INVESTIGADORES
GONZALEZ-JOSE Rolando
congresos y reuniones científicas
Título:
CRANIOFACIAL EVIDENCE AND THE NEW WORLD SETTLEMENT: USING EVO-DEVO CONCEPTS TO ENHANCE THE PHYLOGENETIC SIGNAL OF SKULL SHAPE DATA
Autor/es:
DE AZEVEDO, SOLEDAD; ROLANDO GONZALEZ-JOSÉ
Lugar:
Burgos
Reunión:
Congreso; XVII World UISPP Congress; 2014
Institución organizadora:
Union International de Sciences Préhistoriques e Protohistoriques
Resumen:
Skull size and shape data has been widely used to infer past and modern within and among group affinities. However, we are far from an extensive knowledge about the causation and underlying factors determining the patterns of skull variation and covariation. Its relevance for reconstructing dispersal of anatomically modern humans and among-population diversification processes relates to the fact that phylogenetic signals, even when massive evidence indicates their presence, are often blurred due to the fact that the vertebrate skull is a complex phenotype where morphological integration and modularity coexist and simultaneously act as covariance generators and structuring processes.
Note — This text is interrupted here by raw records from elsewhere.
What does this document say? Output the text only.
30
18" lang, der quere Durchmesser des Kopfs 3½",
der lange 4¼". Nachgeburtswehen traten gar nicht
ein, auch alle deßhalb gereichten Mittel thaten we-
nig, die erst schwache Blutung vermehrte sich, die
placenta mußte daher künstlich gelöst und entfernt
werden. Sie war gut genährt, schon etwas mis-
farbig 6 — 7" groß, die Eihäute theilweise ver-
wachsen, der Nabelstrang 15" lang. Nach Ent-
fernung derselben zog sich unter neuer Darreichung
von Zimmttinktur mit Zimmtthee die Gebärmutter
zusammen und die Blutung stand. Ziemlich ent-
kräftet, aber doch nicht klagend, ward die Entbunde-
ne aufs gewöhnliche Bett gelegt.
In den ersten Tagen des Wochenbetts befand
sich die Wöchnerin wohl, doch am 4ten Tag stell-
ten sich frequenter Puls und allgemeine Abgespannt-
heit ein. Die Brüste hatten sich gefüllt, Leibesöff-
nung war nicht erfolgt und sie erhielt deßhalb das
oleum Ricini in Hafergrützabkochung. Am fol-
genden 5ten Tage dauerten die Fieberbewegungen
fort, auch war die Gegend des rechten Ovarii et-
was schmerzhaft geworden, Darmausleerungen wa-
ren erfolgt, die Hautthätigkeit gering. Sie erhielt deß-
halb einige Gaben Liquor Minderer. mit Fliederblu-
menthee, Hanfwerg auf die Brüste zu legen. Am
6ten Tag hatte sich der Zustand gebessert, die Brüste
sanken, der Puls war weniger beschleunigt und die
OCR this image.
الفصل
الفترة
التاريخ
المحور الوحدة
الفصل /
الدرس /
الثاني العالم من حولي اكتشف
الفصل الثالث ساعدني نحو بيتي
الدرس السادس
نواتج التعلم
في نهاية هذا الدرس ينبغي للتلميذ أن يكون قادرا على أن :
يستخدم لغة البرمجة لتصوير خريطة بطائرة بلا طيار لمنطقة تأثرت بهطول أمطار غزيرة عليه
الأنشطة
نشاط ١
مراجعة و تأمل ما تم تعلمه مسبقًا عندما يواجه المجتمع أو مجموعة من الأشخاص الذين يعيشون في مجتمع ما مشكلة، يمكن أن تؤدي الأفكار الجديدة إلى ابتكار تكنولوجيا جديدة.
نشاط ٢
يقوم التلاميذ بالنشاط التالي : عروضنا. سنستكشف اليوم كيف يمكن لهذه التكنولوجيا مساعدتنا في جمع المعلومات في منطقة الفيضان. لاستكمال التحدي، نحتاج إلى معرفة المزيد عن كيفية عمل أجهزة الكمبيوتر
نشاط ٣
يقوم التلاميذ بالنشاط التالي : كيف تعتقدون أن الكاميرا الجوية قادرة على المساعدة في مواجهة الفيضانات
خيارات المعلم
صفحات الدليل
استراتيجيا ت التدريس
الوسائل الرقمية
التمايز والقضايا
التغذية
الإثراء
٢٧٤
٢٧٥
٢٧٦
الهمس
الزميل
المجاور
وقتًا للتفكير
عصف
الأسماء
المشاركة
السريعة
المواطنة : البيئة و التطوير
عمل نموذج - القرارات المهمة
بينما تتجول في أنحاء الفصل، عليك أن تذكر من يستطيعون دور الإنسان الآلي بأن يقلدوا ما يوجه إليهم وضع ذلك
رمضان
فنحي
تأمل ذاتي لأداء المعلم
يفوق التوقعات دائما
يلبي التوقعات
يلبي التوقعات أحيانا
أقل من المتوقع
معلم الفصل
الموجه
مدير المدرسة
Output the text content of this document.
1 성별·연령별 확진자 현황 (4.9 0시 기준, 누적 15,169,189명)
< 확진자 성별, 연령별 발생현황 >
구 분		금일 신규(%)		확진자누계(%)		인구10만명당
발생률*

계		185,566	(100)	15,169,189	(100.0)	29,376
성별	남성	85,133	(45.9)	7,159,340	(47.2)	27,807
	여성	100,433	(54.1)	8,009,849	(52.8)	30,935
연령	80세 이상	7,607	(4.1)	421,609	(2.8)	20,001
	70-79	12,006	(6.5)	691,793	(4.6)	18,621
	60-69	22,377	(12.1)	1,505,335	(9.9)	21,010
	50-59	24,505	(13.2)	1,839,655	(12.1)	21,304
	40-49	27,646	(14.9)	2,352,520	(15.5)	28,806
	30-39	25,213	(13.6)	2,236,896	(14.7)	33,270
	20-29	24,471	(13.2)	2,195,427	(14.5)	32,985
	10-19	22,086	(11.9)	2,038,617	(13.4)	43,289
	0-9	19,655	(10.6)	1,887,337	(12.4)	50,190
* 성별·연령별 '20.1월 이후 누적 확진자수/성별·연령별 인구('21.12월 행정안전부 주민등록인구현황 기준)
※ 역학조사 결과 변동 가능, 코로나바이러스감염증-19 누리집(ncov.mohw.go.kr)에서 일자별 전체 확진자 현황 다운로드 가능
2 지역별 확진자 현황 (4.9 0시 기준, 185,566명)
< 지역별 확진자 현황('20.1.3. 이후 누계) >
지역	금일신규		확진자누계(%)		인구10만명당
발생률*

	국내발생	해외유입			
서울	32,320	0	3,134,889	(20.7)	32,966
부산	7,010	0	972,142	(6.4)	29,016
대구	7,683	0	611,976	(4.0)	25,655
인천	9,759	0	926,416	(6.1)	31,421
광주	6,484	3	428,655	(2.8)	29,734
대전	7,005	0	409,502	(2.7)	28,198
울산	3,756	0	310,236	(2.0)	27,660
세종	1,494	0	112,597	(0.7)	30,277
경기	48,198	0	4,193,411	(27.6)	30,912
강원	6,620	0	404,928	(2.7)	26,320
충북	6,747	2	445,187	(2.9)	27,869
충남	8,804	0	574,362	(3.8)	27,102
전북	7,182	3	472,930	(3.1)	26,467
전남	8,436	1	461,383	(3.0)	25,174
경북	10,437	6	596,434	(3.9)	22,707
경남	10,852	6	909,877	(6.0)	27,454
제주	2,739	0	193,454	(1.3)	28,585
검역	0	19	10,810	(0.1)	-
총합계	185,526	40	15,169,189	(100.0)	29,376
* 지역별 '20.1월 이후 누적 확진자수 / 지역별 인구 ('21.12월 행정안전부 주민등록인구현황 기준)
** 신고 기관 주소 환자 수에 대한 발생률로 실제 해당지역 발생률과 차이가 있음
In this context, we applied the Factor Model (Mitteroecker and Bookstein 2007), Geometric Morphometric techniques and basic and partial Mantel tests to analyze the integrated and modular shape spaces on Early and Late skull samples of Native American, Asiatic and Australian populations. We have tested the congruence of different competing scenarios against observed biological distances matrices computed on the different morphospaces: a shape space where covariation sources are summarized by a few common integrator factors between modules, or modular shape spaces where local factors influence specific regions of the skull (face and neurocranium).